The results of the GO functional enrichment analysis of the DEGs indicated that antimicrobial humoral response, antimicrobial humoral immune response mediated by antimicrobial peptide, lymphocyte chemotaxis, lung epithelial cell differentiation, and lung cell differentiation were the top five biological processes (BPs). Apical plasma membrane, apical part of the cell, chloride channel complex, specific granule lumen, and Golgi medial cisterna were the top five cell components (CC). Chemokine activity, chemokine receptor binding, cytokine activity, CXCR chemokine receptor binding, and dystroglycan binding were the top five molecular functions (MFs) (Figure 2A,2B).

Figure 2 Functional enrichment analysis of the DEGs. (A) Bubble diagram of GO enrichment function analysis. (B) A circle diagram of the top 5 biological process. (C) A bubble diagram of the top 10 KEGG signaling pathways. (D) A circle diagram of specific enrichment genes and the top 5 KEGG signaling pathways. The size of the bubble represents the number of enrichment genes, and the color represents the q value. DEGs, differentially expressed genes; GO, Gene Ontology; KEGG, Kyoto Encyclopedia of Genes and Genomes; BP, biological process; CC, cell components; MF, molecular function.

KEGG analysis indicated that viral protein interaction with cytokine and cytokine receptors, chemokine signaling pathway, cytokine-cytokine receptor interaction, Toll-like receptor signaling pathway, cytosolic DNA-sensing pathway, estrogen signaling pathway, influenza A, nitrogen metabolism, aldosterone-regulated sodium reabsorption, and African trypanosomiasis were the top 10 enriched KEGG signaling pathways (Figure 2C,2D).
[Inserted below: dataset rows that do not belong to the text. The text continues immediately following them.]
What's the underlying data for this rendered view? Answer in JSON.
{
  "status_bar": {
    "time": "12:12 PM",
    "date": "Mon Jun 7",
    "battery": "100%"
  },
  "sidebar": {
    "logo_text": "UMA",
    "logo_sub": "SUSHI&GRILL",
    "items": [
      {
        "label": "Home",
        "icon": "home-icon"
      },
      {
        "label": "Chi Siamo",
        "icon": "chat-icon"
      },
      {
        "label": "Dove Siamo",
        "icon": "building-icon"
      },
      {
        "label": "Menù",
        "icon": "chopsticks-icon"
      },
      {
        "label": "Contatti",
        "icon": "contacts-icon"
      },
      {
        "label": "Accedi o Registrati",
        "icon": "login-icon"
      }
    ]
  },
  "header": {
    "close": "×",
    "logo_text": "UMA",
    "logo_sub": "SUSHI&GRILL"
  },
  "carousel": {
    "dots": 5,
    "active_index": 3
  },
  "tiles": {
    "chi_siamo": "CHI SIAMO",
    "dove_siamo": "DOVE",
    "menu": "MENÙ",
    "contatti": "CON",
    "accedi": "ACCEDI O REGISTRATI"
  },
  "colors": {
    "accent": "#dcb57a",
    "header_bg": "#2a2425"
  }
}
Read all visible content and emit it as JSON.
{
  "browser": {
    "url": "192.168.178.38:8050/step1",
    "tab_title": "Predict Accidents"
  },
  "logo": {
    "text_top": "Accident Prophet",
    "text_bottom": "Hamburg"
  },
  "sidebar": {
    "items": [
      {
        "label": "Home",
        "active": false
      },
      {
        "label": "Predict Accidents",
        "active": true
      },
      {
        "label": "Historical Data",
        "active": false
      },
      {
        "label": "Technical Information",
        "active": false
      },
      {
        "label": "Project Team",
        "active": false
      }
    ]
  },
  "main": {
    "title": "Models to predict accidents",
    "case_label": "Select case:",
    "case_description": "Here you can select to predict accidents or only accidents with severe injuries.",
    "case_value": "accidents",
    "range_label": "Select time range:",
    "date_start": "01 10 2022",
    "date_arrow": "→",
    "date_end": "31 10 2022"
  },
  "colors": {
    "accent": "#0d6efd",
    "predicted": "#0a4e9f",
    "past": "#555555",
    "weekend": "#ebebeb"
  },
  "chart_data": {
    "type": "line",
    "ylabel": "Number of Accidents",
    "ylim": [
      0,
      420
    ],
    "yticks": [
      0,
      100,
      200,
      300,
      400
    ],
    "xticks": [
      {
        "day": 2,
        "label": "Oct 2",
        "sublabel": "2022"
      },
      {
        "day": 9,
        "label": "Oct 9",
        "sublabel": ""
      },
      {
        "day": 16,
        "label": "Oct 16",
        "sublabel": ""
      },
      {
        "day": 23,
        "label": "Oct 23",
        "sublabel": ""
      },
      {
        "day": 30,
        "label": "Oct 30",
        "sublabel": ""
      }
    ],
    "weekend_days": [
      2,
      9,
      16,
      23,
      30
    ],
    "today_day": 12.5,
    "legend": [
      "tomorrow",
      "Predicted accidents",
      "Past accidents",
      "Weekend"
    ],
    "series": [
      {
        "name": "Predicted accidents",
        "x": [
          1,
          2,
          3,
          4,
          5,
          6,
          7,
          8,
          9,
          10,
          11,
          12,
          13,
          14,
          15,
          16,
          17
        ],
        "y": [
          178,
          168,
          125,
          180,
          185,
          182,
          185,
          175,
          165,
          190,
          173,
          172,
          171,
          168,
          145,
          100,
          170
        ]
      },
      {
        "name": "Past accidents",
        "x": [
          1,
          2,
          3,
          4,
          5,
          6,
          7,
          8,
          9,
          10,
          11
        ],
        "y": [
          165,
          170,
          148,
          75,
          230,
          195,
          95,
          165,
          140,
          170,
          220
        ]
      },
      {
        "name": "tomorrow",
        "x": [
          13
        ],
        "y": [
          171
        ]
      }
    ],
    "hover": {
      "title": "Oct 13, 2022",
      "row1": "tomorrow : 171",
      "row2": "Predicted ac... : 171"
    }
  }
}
Protein-protein interaction network of the differentially expressed genes and the immune-related differentially expressed genes

The PPI network constructed with the 45 DEGs resulted in a total of 30 nodes and 56 edges. The top nodes were anterior gradient 2, protein disulphide isomerase family member (AGR2), C-X-C motif chemokine ligand 10 (CXCL10), CXCL9, and estrogen receptor 1 (ESR1) (Figure 3A,3B). Based on the intersection of the immune-related genes and the DEGs, 9 hub immune-related DEGs were obtained (Figure 3C).

Figure 3 PPI network of the DEGs and the immune-related DEGs of BC patients. (A) The PPI network of the DEGs. (B) A histogram showing the top 20 proteins in the number of PPI connections. The number on the right of the bar represents the number of connections to the protein. (C) A Venn diagram showing the intersection of immune-related genes and the DEGs. DEGs, differentially expressed genes; BC, breast cancer; PPI, protein-protein interaction.

The expression of the 9 immune-related genes in pathological complete response and residual disease patients

Among the 9 immune-related DEGs, CXCL9, CXCL10, CXCL11, CXCL13, granzyme B (GZMB), indoleamine 2,3-dioxygenase 1 (IDO1), and lysozyme (LYZ) were highly expressed in pCR patients, while CXCL14 and ESR1 were lowly expressed in pCR patients compared to RD patients (Figure 4A-4I).

Figure 4 The expression levels of the 9 immune-related genes in RD and pCR patients. (A) CXCL9; (B) CXCL10; (C) CXCL11; (D) CXCL13; (E) CXCL14; (F) ESR1; (G) GZMB; (H) IDO1; (I) LYZ. CXCL, C-X-C motif chemokine ligand; ESR1, estrogen receptor 1; GZMB, granzyme B; IDO1, indoleamine 2,3-dioxygenase 1; LYZ, lysozyme; pCR, pathological complete response; RD, residual disease.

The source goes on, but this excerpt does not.